屈瑾咬牙切齒,「不關他的事!」
老人突然衝過來,一腳把他踹在地上。「事情已經辦妥,我讓管家去買機票,明日你就動身去湖南,轉學的事情我已經吩咐好了,花店也已經打點妥當,這裡不需要你。」
「我不走!你為什麼要放了那把火。」屈瑾語氣很穩,像是已經做出了自己的決定。
老人眉頭微皺,旁邊的管家把凳子搬過來讓他坐下,也把他的拐杖收了回去。「那我倒是要問問你,《曲陵醉》為何到了顧家的手上去了。」
「拍賣會規矩,價高者得。顧亭午以最高價格拍得古畫,自然也就去了他那裡。」屈瑾面色從容,娓娓道來。

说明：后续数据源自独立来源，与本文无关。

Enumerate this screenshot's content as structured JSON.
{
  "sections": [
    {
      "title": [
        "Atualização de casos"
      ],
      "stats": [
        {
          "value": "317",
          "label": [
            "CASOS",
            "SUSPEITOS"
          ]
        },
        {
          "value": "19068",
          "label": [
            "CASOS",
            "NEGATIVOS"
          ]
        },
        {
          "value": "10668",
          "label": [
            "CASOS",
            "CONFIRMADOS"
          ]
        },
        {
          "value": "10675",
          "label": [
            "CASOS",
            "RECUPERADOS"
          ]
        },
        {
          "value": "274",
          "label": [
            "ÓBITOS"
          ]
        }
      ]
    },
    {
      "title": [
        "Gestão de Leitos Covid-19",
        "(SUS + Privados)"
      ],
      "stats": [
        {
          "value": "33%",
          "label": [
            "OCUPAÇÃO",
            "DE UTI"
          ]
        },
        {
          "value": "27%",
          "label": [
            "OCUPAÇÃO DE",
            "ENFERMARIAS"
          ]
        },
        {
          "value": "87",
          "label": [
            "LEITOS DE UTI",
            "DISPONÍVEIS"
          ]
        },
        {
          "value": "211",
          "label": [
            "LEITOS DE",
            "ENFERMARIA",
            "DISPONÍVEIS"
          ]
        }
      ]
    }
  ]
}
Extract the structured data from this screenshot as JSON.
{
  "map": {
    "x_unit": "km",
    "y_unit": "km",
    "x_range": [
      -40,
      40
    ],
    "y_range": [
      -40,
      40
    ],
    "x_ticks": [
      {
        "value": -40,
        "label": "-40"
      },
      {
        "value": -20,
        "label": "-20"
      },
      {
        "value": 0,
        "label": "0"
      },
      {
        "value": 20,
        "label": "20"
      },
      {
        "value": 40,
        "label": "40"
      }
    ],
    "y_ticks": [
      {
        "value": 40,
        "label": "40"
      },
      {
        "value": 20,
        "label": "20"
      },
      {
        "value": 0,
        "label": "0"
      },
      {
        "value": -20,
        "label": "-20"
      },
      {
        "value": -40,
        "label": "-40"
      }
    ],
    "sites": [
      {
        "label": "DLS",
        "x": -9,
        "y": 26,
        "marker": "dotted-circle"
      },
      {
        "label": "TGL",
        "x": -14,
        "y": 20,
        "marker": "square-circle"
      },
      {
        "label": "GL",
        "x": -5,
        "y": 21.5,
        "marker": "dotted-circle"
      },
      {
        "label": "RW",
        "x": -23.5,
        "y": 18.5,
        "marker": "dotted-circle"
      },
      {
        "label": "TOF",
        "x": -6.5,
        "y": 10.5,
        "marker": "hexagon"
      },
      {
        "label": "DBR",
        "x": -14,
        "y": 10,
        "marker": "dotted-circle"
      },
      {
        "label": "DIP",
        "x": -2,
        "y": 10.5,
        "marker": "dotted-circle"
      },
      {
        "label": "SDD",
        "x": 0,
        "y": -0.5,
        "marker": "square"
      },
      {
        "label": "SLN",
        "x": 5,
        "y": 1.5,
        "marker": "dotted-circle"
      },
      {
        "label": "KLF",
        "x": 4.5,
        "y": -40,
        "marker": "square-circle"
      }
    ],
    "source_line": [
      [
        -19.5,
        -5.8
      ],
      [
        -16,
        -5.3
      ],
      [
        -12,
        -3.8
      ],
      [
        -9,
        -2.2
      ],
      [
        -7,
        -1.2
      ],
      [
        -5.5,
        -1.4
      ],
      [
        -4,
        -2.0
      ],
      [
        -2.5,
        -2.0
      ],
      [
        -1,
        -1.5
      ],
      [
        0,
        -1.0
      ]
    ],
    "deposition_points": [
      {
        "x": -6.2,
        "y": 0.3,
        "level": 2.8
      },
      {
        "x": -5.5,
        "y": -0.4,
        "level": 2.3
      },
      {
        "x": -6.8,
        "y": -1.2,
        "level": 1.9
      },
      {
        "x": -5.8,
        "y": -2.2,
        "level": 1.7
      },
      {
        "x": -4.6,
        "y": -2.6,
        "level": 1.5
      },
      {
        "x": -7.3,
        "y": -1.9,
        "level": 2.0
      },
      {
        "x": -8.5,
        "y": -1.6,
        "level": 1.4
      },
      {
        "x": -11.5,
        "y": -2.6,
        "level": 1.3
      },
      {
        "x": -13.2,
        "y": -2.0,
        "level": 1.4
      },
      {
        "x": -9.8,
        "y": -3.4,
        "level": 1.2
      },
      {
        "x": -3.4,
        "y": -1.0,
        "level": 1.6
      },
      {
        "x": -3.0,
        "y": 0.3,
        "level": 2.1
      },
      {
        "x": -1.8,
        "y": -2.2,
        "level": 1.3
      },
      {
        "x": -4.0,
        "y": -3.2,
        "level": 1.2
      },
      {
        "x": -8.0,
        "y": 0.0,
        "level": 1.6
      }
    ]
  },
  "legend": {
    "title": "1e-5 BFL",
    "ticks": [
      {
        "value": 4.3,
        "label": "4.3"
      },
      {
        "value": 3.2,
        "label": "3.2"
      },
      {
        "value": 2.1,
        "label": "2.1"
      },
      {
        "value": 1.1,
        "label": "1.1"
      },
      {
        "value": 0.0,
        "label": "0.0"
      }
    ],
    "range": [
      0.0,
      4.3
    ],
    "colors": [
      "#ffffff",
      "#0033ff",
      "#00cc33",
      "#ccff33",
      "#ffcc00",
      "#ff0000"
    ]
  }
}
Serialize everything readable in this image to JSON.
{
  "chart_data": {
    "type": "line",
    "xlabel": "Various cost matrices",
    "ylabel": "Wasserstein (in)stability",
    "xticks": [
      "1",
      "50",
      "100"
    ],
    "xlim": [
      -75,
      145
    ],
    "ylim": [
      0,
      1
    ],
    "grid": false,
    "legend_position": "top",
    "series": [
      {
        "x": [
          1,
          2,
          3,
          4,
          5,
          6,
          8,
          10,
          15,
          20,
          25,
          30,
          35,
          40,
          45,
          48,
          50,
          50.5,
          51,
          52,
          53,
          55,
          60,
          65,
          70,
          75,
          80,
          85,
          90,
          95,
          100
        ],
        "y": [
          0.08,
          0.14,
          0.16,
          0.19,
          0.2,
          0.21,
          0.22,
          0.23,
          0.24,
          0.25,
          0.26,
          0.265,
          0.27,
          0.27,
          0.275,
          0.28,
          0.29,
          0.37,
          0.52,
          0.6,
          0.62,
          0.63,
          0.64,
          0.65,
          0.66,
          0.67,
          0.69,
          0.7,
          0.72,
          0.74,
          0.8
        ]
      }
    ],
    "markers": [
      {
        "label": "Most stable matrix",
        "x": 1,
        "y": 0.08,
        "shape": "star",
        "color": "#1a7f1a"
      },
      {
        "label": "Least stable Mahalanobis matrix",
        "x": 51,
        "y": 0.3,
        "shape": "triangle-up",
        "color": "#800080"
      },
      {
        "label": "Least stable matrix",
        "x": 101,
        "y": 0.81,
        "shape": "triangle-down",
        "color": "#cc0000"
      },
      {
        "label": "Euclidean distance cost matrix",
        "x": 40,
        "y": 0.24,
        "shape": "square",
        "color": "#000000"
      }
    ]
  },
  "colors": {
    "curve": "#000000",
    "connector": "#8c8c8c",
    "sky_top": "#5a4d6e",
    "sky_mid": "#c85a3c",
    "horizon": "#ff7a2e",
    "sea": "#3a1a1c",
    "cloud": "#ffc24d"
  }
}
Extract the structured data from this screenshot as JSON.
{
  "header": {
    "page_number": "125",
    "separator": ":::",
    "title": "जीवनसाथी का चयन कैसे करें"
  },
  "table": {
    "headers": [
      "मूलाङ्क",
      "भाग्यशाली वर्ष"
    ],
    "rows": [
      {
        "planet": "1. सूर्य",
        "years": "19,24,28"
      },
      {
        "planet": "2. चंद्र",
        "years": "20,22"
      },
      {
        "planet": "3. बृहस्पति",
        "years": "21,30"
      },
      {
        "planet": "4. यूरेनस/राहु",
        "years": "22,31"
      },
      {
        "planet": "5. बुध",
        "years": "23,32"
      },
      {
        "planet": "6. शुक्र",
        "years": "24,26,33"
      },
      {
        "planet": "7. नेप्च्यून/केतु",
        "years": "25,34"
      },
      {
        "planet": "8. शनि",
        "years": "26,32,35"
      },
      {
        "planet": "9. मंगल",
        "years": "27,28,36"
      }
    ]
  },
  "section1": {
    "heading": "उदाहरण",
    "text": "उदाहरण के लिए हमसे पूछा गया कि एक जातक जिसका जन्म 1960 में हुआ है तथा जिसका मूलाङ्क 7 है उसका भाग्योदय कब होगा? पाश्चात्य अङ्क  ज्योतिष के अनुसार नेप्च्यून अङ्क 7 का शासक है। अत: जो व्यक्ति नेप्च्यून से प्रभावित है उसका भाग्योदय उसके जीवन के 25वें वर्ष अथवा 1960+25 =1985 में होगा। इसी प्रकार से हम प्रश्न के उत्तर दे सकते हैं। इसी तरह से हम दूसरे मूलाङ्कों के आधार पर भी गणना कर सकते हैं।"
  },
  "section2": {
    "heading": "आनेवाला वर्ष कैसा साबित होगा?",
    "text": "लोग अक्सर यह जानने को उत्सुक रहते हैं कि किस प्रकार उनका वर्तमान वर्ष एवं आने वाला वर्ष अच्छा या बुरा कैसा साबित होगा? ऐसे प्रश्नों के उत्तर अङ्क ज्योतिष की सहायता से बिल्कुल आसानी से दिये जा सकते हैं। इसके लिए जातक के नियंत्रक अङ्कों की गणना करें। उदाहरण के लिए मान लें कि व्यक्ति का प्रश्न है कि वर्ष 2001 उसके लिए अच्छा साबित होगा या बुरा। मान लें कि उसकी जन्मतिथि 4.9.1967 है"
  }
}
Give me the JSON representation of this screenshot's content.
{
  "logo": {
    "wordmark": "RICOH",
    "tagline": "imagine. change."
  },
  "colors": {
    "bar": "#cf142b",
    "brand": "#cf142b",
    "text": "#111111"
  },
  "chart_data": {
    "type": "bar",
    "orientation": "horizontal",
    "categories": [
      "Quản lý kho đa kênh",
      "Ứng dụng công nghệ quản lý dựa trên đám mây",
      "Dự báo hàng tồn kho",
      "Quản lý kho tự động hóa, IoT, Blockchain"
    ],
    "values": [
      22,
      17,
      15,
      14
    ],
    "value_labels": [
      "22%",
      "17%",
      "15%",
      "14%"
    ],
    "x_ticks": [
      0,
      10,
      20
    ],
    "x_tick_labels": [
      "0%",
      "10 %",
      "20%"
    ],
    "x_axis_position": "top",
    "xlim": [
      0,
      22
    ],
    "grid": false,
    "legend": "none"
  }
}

「一派胡言!你真當我這個老頭子瞎嘛?既然你能給,為何我不能燒?一幅畫而已,我們屈家要多少有多少。」
屈瑾傲然起身,「既然爺爺言至於此,那我也無話可說。既然我的決定爺爺不滿意,那爺爺所提出的要求,我也大可不必同意。從今以後,我做我的,你干你的,咱們兩個井水不犯河水!」
老頭子氣的咳嗽了好幾聲,一旁的管家連忙給他端了杯水,讓他喝了冷靜。「你聽聽,你聽聽。他說的是人話嗎?這一幅畫現世的時候我就告訴過你,讓你不要插手,讓你不要插手,你偏不信!如今事情到了這個份上,也是你咎由自取,半點怨不得我。」
屈瑾今天來到這裡,本就不是和他爺爺講道理的,而是想把這個事情撂在這兒,說清楚。
「我不怨任何人,我屈瑾要做的事,任何人也管不了。既然《曲陵醉》現世,這件事情就沒有結束,該查的,還是得查清楚!」
說完,他轉身就走,連頭也不回。
整個空蕩蕩的院子,就只剩下他爺爺氣得面紅耳赤,連手上的水杯都摔在了地上。
「老爺,別生氣,氣壞了身子。小少爺年輕,意氣風發,您得多包容他。」管家在一旁悉心道。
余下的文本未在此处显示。